3. «Rogad al dueño de la mies que mande trabajadores a su mies». El Señor nos pide en el evangelio que recemos por las vocaciones, y en concreto por las vocaciones sacerdotales. Si queremos agradecer a Jesús sus cuidados, no basta darle las gracias: ¿pides a Dios que haya muchos y más santos sacerdotes?
Los buenos pastores nos enseñan a orar, cuando los encontramos de rodillas en la Iglesia, dirigiendo la mirada a Dios, y poniendo delante de Él tantas peticiones que reciben cada día. Este es el que ama a sus hermanos, el que ora mucho por su pueblo; el que entregó su vida por los hermanos[27]. ¡Esos son los sacerdotes!: aquellos que sepultaron su propia vida por interceder a favor de sus hermanos.
Los buenos pastores nos enseñan a participar de la Misa; cuando los vemos celebrar con devoción, mirar con amor la sagrada Hostia, ser reverentes, elegantes, íntimos en cada uno de los gestos de la liturgia.
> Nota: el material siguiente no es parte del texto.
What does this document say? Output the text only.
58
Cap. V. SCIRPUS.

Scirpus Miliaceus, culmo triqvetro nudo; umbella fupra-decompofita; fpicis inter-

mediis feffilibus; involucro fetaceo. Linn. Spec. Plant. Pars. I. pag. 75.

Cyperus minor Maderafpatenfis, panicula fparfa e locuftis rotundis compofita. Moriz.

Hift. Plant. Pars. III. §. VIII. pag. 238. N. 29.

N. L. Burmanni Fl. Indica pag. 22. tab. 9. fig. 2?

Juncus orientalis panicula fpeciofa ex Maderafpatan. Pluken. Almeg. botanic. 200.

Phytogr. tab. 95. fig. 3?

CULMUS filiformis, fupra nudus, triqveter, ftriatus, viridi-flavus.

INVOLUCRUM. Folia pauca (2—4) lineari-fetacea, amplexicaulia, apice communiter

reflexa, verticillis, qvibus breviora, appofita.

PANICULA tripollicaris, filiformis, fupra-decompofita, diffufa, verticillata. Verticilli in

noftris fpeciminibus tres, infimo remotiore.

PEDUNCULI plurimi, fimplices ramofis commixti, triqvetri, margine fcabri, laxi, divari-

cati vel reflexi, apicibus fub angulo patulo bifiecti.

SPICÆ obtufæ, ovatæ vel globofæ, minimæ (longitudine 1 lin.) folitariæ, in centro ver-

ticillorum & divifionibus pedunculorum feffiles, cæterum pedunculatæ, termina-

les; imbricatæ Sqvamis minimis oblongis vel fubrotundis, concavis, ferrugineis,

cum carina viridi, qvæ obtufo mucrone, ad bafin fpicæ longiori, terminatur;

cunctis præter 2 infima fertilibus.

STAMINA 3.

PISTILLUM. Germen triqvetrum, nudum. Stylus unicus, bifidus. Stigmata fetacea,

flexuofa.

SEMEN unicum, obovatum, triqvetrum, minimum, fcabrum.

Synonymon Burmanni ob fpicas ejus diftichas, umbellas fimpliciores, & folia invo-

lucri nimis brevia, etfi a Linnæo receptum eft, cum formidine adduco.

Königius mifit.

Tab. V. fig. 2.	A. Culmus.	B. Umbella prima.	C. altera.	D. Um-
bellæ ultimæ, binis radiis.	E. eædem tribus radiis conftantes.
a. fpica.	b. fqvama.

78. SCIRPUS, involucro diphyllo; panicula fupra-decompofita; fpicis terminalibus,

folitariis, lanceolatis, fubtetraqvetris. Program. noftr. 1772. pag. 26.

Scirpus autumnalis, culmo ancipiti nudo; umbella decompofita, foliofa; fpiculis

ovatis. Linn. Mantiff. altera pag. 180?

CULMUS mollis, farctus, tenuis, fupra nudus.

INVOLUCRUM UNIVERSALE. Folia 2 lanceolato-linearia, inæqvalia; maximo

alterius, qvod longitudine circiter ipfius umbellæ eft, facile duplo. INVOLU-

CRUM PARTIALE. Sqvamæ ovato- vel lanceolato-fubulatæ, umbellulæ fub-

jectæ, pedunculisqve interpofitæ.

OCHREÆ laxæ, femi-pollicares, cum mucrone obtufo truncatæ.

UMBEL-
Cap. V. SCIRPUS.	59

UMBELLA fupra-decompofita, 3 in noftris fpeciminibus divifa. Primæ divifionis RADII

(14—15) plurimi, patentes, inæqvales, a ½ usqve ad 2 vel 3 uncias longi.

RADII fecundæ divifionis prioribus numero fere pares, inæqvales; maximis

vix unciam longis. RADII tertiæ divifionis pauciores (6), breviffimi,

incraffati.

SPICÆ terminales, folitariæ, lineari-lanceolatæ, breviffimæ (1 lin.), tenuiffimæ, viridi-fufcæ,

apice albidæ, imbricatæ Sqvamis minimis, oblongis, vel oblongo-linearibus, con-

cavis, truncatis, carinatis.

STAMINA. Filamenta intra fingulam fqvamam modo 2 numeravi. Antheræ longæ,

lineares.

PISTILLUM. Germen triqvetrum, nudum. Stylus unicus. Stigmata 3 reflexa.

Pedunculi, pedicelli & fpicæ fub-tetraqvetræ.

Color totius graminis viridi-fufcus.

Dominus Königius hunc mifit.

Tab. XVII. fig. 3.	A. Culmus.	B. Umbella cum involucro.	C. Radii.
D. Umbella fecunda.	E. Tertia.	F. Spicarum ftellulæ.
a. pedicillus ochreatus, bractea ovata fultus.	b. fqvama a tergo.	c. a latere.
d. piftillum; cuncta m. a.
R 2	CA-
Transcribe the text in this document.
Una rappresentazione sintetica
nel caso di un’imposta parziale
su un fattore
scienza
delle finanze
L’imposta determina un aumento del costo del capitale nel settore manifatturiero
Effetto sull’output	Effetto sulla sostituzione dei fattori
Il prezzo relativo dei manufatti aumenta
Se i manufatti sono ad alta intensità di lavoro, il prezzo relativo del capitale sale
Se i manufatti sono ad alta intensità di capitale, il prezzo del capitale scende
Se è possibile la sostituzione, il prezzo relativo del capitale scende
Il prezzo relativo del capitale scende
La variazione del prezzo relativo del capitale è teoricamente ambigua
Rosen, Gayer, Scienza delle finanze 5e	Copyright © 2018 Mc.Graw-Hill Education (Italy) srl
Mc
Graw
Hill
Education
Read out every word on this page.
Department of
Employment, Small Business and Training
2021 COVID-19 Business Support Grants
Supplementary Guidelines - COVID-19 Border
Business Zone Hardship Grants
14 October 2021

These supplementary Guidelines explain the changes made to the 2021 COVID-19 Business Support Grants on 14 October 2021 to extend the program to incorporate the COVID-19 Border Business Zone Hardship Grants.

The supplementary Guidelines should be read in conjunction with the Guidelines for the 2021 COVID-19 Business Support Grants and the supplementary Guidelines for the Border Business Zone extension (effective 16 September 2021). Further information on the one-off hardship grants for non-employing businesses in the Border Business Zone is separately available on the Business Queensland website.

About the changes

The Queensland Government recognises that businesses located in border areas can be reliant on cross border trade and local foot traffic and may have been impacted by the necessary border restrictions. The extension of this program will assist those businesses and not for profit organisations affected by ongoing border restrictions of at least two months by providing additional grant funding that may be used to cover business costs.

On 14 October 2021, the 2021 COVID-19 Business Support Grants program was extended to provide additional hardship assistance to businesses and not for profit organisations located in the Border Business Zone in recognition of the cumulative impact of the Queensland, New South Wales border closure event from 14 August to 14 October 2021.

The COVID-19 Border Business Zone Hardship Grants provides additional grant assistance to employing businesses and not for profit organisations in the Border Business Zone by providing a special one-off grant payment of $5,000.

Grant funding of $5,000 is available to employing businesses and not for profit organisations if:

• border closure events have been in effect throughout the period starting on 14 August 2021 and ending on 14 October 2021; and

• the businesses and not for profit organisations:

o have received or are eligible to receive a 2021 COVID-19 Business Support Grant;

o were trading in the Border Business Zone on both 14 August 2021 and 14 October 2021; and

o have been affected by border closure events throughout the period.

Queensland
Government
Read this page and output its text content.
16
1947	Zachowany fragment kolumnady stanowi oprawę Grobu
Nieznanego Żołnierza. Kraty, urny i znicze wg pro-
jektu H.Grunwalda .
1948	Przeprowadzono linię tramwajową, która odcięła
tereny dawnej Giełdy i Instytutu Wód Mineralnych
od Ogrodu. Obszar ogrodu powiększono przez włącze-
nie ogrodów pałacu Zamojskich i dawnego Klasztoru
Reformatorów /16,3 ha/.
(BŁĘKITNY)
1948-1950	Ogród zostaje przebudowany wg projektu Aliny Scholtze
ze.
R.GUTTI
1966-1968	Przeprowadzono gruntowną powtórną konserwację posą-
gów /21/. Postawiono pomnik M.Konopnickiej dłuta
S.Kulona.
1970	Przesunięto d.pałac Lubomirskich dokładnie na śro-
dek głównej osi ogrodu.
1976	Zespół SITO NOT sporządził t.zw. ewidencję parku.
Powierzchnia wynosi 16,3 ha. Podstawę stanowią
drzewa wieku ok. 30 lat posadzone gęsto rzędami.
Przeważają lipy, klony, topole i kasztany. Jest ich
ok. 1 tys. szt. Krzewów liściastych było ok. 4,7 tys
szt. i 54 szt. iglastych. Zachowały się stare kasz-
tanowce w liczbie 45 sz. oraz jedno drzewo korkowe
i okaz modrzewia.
Un sacerdote –como cualquier cristiano, pero ellos especialmente– vale lo que vale su Misa. Del mismo modo que celebra, así vive... tal como participamos de la Misa, así somos...
Los buenos pastores ilustran con su vida y su palabra la misma misericordia del Altísimo. ¡Cuántas veces hemos escuchado: yo te absuelvo de tus pecados! ¡Cuántas cadenas rotas por la misericordiosa palabra de Dios, que se hace presente a través de sus pastores! En la confesión, en la predicación, en la dirección espiritual... «El sacerdote –quien sea– es siempre otro Cristo»[28].
«Os daré pastores según mi corazón, para que os apacienten con ciencia y experiencia» (Jr 3, 15). Pídeselo hoy muy intensamente a Dios en tu oración, y dale gracias por los buenos sacerdotes que ha puesto en tu camino a lo largo de tu vida.
EVANGELIO
San Juan 10, 27-30
En aquel tiempo, dijo Jesús: —«Mis ovejas escuchan mi voz, y yo las conozco, y ellas me siguen, y yo les doy la vida eterna; no perecerán para siempre y nadie las arrebatará de mi mano. Mi Padre, que me las ha dado, supera a todos, y nadie puede arrebatarlas de la mano del Padre. Yo y el Padre somos uno».